PATHTRACER: GLOBAL ILLUMINATION

Rachel Bhadra

OVERVIEW

In this project, I implemented a pathtracer which renders images using global illumination. In order to do so, rays are casted from the camera through each pixel with the intent of locating an intersection point. We locate these intersections using the Moller Trombore algorithm for triangles, and the sphere intersection equation for spheres. To drastically improve the efficiency of this process, we implement a bounding volume hierarchy (BVH) to recursively split the bounding box into more managable subsets for intersection testing. Once we find the intersection point, we can cast sample rays to each light in the scene in order to generate direct lighting. We can then bounce these rays recursively to generate indirect lighting, allowing for global illumination. Finally, we improve the efficiency of the overall algorithm using adaptive sampling, which takes advantage of the fact that some pixels converge earlier than others.

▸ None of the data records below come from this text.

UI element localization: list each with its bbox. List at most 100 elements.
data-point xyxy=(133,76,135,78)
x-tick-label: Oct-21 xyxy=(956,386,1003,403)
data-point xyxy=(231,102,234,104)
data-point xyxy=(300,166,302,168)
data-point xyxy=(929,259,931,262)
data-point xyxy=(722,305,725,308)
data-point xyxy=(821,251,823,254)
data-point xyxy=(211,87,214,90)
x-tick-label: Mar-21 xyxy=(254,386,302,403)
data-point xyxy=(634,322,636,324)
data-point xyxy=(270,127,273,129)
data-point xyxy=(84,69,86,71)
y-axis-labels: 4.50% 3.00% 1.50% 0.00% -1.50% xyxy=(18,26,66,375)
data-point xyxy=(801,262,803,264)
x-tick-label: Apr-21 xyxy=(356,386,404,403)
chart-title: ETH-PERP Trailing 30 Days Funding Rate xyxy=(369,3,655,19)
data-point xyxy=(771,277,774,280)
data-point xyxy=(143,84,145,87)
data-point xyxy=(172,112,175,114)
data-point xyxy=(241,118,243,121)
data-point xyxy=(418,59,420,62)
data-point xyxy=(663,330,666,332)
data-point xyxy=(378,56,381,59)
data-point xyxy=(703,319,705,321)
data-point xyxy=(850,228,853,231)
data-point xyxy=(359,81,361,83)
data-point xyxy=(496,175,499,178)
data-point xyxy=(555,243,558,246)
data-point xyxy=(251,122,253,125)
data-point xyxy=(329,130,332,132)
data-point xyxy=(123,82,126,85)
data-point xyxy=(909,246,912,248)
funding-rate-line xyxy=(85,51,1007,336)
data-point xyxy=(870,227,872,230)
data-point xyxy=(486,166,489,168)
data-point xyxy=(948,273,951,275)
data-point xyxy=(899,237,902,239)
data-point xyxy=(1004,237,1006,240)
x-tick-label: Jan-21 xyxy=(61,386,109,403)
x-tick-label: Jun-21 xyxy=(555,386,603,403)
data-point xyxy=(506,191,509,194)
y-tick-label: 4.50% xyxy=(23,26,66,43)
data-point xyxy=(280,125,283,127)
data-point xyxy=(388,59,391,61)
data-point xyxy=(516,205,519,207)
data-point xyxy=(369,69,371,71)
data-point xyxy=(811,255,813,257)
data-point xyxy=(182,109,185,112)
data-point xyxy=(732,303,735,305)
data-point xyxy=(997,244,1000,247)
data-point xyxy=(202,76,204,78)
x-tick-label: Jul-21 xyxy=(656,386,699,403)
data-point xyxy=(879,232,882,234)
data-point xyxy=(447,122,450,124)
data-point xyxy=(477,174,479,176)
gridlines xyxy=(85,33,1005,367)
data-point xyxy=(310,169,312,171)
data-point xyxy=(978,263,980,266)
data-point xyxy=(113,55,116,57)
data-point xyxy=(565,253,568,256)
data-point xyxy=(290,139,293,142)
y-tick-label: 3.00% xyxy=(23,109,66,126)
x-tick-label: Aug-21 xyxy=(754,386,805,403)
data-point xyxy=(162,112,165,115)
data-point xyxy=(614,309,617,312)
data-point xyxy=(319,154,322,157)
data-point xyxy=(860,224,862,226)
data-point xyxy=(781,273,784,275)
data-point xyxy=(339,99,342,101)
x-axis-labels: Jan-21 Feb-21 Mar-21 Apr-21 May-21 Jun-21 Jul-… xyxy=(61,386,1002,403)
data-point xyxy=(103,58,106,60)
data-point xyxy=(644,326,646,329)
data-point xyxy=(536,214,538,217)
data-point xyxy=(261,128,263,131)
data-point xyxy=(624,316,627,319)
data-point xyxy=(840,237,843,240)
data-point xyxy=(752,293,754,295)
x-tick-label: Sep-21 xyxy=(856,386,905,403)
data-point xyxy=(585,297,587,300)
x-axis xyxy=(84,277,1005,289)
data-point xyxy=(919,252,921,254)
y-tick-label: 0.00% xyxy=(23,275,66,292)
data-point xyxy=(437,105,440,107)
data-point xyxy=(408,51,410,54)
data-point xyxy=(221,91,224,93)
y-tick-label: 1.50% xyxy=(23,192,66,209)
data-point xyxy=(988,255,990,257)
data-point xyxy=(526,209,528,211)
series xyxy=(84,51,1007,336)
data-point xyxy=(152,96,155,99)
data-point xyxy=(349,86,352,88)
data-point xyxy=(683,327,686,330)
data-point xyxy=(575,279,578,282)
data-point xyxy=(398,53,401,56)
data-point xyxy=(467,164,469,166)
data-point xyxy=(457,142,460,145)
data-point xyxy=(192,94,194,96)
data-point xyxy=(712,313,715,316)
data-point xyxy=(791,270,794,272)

PART 1: RAY GENERATION AND SCENE INTERSECTION

Task 1: Filling in the Sample Loop

Given the origin (x, y) of a pixel, a set number (ns_aa) of camera rays are generated and traced through the scene. For each sample, a random offset is generated using the gridsampler->get_sample() function. If the number of samples is one, however, the offset is set to be (0.5, 0.5). This offset is added to the origin point of the pixel. This point is then normalized to the appropriate range of [0, 1]^2 by dividing the x and y values by the pixel buffer width and height, respectively. This sample point then gets passed into generate_ray in camera.cpp. This function, which will be implemented in task 2, generates the appropriate ray, which is then passed into est_radiance_global_illumination. This function, as the name suggests, evaluates the rays radiance. This radiance is then stored in a spectrum. Every sample will produce a radiance value which will be added to this spectrum, which is then returned.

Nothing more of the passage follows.